Вуивра говорила доверительным тоном с трогательными переливами в голосе, то повышая, то понижая тембр. Она взяла своего собеседника за руку и, наклонившись к нему, не сводила с него взгляда своих зелёных глаз, потемневших от нежности. Арсен ясно видел, к какому завершению движется разговор, и, ничего не делая, чтобы уйти от него, всё-таки боялся этой развязки. Не зная, чем это может для него обернуться, он опасался, как бы удовольствие, полученное в обществе существа, связанного с адом, не обошлось ему слишком дорого. Хотя, впрочем, независимо от того, кем было это существо — посланником ада или нет, так или иначе, любое существо, с которым грешишь, всё равно действует по наущению беса. И может быть, даже более простительно уступить какому-нибудь приспешнику дьявола, чем случайным посредникам, мелким, не очень опытным и не очень изощрённым подмастерьям. Впрочем, маневры Вуивры не оставляли ему достаточно свободы духа, чтобы обстоятельно поразмыслить о всех последствиях возможной слабости. Теперь она обняла рукой его шею и говорила тихо-тихо, приблизив свои губы к его губам. Да и он тоже не оставался бездейственным, а когда подошло время, то сделал всё, что было нужно, чтобы обременить свою совесть достойным сожаления воспоминанием.
Вуивра рассчитывала, что весь остаток дня будет посвящён утехам, но Арсен встал и сказал, застёгивая ремень:
— Забавы — это, конечно, хорошее дело, но время-то идёт, а работа стоит.
Она состроила недовольную мину, в которой присутствовало и немного презрения. С серьёзным, почти суровым видом он добавил нравоучительным тоном, словно собираясь читать проповедь:
— Работа — это не такая вещь, которая позволяет о себе забывать. Завтра утром на луг придут сушильщики сена, и если они не увидят скошенной травы, лежащей на земле, то получится, что я не сделал того, что должен был сделать. Нет, работа, как я сказал, — это не такая вещь, которая позволяет о себе забывать.
А между тем на этом открытом пространстве, со всех сторон окружённом лесом, стояло жаркое лето, никак не располагавшее к работе. Голубой, без единого отражённого облачка пруд нагревался посреди своих раскалённых берегов, а рядом с молодыми людьми в горячей, испачканной кровью траве, которую успели облепить рои чёрных мух, лежали разрубленные на части змеи.

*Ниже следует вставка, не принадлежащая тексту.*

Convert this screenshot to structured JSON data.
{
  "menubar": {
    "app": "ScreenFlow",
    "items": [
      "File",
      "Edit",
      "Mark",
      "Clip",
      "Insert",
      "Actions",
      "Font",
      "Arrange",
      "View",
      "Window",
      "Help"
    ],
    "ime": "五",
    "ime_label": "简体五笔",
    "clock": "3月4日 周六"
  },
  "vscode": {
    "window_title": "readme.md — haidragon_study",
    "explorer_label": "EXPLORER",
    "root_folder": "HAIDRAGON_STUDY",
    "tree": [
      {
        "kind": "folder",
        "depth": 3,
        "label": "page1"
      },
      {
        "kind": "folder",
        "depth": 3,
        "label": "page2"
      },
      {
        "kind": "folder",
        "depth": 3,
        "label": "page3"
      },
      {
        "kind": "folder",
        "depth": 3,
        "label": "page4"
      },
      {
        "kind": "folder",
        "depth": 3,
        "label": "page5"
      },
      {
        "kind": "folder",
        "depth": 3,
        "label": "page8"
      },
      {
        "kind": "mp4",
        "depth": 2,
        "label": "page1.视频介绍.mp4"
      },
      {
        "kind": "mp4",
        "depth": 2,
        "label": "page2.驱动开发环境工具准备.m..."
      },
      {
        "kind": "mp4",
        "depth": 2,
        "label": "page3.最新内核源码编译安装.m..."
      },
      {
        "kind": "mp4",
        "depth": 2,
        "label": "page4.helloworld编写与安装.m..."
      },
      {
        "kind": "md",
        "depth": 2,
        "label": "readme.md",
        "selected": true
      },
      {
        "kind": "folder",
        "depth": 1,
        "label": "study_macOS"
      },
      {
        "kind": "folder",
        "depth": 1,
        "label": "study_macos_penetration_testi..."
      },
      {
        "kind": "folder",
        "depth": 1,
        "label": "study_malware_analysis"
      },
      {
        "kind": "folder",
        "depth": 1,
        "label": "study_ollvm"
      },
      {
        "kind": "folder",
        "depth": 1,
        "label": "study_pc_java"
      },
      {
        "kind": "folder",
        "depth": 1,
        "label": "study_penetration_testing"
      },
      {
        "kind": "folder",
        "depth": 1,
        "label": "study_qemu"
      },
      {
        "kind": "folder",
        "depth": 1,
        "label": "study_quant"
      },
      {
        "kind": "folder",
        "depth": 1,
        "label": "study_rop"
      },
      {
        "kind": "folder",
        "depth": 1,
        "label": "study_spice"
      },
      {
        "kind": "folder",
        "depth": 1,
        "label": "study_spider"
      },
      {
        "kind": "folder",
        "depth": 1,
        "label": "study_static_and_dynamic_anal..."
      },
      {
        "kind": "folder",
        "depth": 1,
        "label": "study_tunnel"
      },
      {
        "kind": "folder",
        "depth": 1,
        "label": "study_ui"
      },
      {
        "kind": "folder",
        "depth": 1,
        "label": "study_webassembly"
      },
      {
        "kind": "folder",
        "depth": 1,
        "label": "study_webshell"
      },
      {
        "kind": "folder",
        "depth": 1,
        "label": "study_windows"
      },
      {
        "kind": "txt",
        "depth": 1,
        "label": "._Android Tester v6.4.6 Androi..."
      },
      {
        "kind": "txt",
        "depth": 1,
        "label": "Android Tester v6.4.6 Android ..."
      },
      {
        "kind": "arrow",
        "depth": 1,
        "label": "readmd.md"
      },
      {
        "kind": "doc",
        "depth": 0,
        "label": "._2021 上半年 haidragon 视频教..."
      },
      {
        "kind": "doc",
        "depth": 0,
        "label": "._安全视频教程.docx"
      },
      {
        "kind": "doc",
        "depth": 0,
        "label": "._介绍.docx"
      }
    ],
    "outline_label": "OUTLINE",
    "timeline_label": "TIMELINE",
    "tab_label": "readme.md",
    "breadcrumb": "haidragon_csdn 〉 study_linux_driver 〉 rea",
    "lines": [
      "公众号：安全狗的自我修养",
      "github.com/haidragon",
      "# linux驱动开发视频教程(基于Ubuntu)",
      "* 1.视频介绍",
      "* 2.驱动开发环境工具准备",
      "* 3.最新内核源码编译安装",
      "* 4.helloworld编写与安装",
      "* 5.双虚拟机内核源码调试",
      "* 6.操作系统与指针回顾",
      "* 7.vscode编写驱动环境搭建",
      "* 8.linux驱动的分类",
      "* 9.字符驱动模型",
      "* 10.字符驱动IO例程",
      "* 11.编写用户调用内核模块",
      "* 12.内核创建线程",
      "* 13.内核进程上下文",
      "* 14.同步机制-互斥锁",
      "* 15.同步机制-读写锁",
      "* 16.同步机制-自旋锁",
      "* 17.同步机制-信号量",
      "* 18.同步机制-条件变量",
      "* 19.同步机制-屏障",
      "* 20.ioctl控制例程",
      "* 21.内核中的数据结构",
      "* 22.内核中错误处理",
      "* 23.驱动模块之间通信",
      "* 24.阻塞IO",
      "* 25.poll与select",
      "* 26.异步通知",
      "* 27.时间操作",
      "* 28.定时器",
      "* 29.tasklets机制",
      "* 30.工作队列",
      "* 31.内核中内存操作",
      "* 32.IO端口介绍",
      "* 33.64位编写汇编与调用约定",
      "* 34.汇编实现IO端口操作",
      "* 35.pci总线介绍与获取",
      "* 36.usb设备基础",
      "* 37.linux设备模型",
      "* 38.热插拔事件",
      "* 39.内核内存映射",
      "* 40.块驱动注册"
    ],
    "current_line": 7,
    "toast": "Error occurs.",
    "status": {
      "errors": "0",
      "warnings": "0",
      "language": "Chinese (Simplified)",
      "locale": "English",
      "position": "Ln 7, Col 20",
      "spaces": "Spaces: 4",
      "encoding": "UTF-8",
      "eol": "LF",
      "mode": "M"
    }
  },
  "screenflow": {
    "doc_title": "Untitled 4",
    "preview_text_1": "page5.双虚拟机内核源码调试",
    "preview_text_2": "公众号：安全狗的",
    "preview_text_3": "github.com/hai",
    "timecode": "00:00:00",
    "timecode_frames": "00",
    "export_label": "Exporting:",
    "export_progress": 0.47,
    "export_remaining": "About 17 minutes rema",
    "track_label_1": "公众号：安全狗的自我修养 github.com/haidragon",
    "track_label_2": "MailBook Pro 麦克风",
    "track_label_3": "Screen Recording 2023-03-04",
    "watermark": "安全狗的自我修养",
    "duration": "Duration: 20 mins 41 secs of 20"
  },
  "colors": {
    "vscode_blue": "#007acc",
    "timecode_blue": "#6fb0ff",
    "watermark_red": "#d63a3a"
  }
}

— Работа прежде всего, — настоял Арсен.
Единственным ответом Вуивры была приветливая, сдержанная улыбка, похожая на улыбку взрослого человека ребёнку. После чего, встав на цыпочки и широко разведя в стороны руки, она медленно потянулась и пошла надевать платье. Видя, как она удаляется, озарённая солнцем, голая и свободная, Арсен ощутил в себе всплеск энтузиазма, правда, слишком мимолётный, чтобы подвигнуть его на какие-то действия, но всё же оставивший ему напоследок ощущение собственной тяжеловесности.
Луны в тот вечер не было, и братья в темноте неторопливо прогуливались по усадебному двору. Леопард молча подбежал к ним, чтобы обнюхать, и когда Арсен, отвечая на дружеское приветствие пса, ткнул его коленкой в бок, отправился снова к себе в конуру. Остановившись на краю дороги, они закурили.
— Ну как Старая Вевра, всё в порядке? — спросил Виктор.
— В порядке.
— Никого там не видел?
— Никого.
— Жалко, что по такой хорошей погоде мы не начали с луга. Мне хотелось бы побыстрее развязаться с этим. Завтра, если начнём в три косы, то скорее всего к двенадцати уже и закончим.
— Хватит там и нас двоих, — ответил Арсен. — Юрбен на тяжёлой работе уже не тянет. На таком участке да ещё с дрожащими руками он только сломает нам косу и всё.
— Да я, в общем, даже и не из-за работы, которую он сделает, — стал оправдываться Виктор. — Я прежде всего из-за матери. Не взять с собой старика завтра утром — это всё равно, что сказать, что он ни на что больше не годится, и тогда она захочет избавиться от него ещё до осени.
— Это я сказал ей уволить его.
Виктор от этих слов потерял дар речи. Хотя он уже достаточно хорошо знал своего брата, ему бы и в голову никогда не пришло, что идея уволить старика могла исходить от него. Юрбен, проработавший у Мюзелье тридцать лет, был свидетелем рождения Арсена, а когда ребёнок ещё в колыбели потерял отца, привязался к нему, как к сыну. На ферме помнили, как этот, обычно невозмутимый и молчаливый человек оживлялся и радовался вместе с ребёнком, находил нежные слова, чтобы утешить его в горе. Позднее он научил его запрягать лошадь, ухаживать за ней, держать косу, вести прямо борозду, сеять зерно и многое другое — забивать свиней, делать изгороди, прививать яблони. Надо сказать, Арсен всегда относился к нему с уважением, а если и проявлял иногда в разговоре своеобразную властную сухость, то она мало чем отличалась от той интонации, с которой он иногда обращался к членам семьи.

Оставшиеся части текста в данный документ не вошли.